After Earthquake, UMass Boston Increases Its Efforts in Haiti

Crystal Bozek | February 19, 2010

When the news broke about the devastating earthquake in Haiti, the first thing on Professor Alix Cantave's mind, like many others, was contacting his family, friends, and colleagues in Haiti.

Only after days of watching, waiting, calling, and praying did Cantave begin to realize the extent of the work that lay ahead: The Haitian government has estimated that more than 217,000 people have died, 300,000 are injured and 1,000,000 are homeless.

“Afterward you start thinking, 'Wow,'” said Cantave, associate director of the William Monroe Trotter Institute for the Study of Black Culture. “There are no words to explain the kind of feeling. This country that has already faced so much. This is one more thing.”

By the weekend, faculty, staff, and students had already started putting into place a far-reaching strategy to help the country it has held deep ties to for decades, organizing trips and fundraising efforts.

Stepping up to help Haiti is nothing new for the UMass Boston community, many of whom are natives of Haiti, live there for part of the year, or have family there. Massachusetts has the third-largest Haitian population in the country, with the bulk of Haitians in the Boston area. Several Boston officials are of Haitian descent.

The university has been involved with Haiti for close to two decades, with the Haitian Studies Association (HAS), a national educational organization, headquartered here. The university also operates a Haitian Studies Project through the Africana Studies Department (ASD).
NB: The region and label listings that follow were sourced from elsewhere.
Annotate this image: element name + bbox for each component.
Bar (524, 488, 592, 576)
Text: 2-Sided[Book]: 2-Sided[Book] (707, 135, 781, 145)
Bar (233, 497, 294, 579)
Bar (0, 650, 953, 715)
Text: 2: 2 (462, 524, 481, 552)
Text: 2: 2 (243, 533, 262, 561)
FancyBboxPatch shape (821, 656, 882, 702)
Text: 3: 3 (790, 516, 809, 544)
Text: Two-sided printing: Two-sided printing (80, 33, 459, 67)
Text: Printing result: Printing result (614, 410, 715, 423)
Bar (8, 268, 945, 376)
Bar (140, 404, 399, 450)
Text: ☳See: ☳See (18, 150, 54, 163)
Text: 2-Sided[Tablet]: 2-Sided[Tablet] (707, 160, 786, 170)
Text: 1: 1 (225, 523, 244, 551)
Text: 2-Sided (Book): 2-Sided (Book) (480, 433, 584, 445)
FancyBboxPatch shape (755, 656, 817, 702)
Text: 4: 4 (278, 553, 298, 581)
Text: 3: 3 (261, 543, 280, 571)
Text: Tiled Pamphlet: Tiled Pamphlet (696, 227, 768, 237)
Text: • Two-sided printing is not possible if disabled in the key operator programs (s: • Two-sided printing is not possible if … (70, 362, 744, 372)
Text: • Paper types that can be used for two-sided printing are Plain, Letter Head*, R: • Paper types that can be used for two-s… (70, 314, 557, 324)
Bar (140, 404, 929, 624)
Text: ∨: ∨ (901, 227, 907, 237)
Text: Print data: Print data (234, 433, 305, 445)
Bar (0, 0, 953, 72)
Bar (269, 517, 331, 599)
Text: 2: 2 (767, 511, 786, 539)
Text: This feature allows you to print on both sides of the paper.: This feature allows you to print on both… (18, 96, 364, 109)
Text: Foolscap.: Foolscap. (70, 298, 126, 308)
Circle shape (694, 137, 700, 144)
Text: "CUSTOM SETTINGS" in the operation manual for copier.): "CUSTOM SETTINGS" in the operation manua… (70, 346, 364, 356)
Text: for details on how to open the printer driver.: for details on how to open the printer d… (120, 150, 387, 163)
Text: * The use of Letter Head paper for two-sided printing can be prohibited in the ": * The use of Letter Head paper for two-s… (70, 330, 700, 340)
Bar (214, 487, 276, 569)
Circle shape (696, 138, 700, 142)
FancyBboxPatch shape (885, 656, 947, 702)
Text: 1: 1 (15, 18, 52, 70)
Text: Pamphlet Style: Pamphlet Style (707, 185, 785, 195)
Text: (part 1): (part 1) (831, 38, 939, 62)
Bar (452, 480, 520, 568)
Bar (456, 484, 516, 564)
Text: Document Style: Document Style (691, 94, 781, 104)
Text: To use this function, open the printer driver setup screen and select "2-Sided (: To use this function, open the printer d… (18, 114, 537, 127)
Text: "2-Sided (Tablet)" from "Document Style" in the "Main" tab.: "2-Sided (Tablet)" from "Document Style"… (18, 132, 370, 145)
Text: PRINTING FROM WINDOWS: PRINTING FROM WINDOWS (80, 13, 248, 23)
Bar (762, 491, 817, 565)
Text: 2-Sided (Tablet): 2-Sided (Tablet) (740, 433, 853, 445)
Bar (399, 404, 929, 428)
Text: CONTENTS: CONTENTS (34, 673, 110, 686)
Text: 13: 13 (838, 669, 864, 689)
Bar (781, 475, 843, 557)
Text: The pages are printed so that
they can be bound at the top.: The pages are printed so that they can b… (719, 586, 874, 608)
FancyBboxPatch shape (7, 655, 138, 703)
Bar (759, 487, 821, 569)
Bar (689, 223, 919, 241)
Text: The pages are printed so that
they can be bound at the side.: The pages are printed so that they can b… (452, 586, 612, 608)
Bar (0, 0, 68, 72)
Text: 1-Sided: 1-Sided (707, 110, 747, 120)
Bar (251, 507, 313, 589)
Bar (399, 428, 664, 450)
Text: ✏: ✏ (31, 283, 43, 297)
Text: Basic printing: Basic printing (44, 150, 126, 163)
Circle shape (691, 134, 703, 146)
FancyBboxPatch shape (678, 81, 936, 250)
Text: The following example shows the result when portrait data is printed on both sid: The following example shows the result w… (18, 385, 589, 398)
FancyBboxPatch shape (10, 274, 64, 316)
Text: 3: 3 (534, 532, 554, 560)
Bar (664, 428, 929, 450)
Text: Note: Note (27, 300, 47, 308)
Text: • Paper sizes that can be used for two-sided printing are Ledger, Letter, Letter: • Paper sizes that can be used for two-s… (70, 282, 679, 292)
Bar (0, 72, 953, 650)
The Haitian Creole Language and Culture Summer Institute was founded in 1995, with several students going on to other colleges and universities across the country to spread the teaching of Haitian Creole studies.

“UMass Boston has had a long-term engagement with Haiti,” Cantave explained. “It's important for UMass to continue this role, to have a leadership role.”

Since 2008, UMass Boston has partnered with the State University of Haiti's National Institute of Administration, Management, and International Studies (INAGHEI) through a $300,000 grant from the U.S. Agency for International Development and Higher Education for Development. Faculty members have been working with the Haitian Presidential Commission on Education to reform preliminary, secondary, and higher education in the country. The Haiti Today ourse has offered students a chance to study abroad in Haiti, with Haitian students coming here to learn.

“Our professors have gone down to help, and their professors have come up here to learn and develop curriculum,” said Marc Prou, professor of Africana Studies and director of the Haitian Institute. “We've had an exchange going on.”

Several UMass Boston professors, including Cantave and Prou, plan to visit Haiti to meet with higher education officials there and examine the infrastructure of the remaining schools, and hope to bring civil engineers to assess the damage. A trip with students is also being set up for spring break through the Office of Student Leadership and Community Engagement. Also, on February 8, Professor Ernst Metellus of INAGHEI visited UMass Boston to speak with administrators and faculty. (View a slideshow of Professor Metellus's visit here.)

“They are looking to us to help,” Prou said. “If you ask higher education officials in Haiti, they all know UMass Boston.”

UMass Boston has also dealt with the tragedy on a campus level, offering students and faculty counseling and help. The university's Interfaith Campus Ministry held an emotional memorial service February 3 attended by close to 100 students, faculty, and staff members. The Haitian American Society (HSA) raised $4,000 in relief funds in the week following the earthquake, and faculty and staff were encouraged to donate to the Commonwealth of Massachusetts Employees Charitable Campaign.

“As a Haitian citizen, I was very touched to see that after this tremendous tragedy the whole world came together in order to help us,” said senior Alain Menelas, president of the HSA. “I would like to thank the whole UMass Boston community for their help and concern.”

UMass Boston is also solidifying its involvement in the earthquake-torn country, hosting both a forum and workshop in the coming weeks. The first forum, “Understanding Haiti: Past and Present,” will feature insights, research, and personal experiences from both faculty and students. The event, hosted by the Trotter Institute and HAS, is scheduled for Wednesday, February 24 in the Campus Center ballroom. Then, the Center for Rebuilding Sustainable Communities after Disasters (CRSCAD) is hosting an international workshop on rebuilding Haiti on April 9, titled, “After the Cameras Have Gone: Rebuilding Sustainable Communities in Haiti after the January 12 Earthquake.”

“We expect to have people from all over the country, all over the world, attend this event,” said Adenrele Awotona, the founder and director of the CRSCAD. “We will look at best practices of how other countries have rebuilt after earthquakes and disasters. We'll look at everyone's role in rebuilding, particularly children, women, and the disabled, the vulnerable populations. Everyone must have a role.”

Cantave said it is important that even with all the research, support, and advice UMass Boston will provide, the people of Haiti must ultimately guide their own rebuilding.

“We will be a partner in what is happening. We are not going down to impose a particular view,” he said. “We will help them have the conversations. We will continue to help them with curriculum and training. We're going to continue what we've been doing for the past two decades.”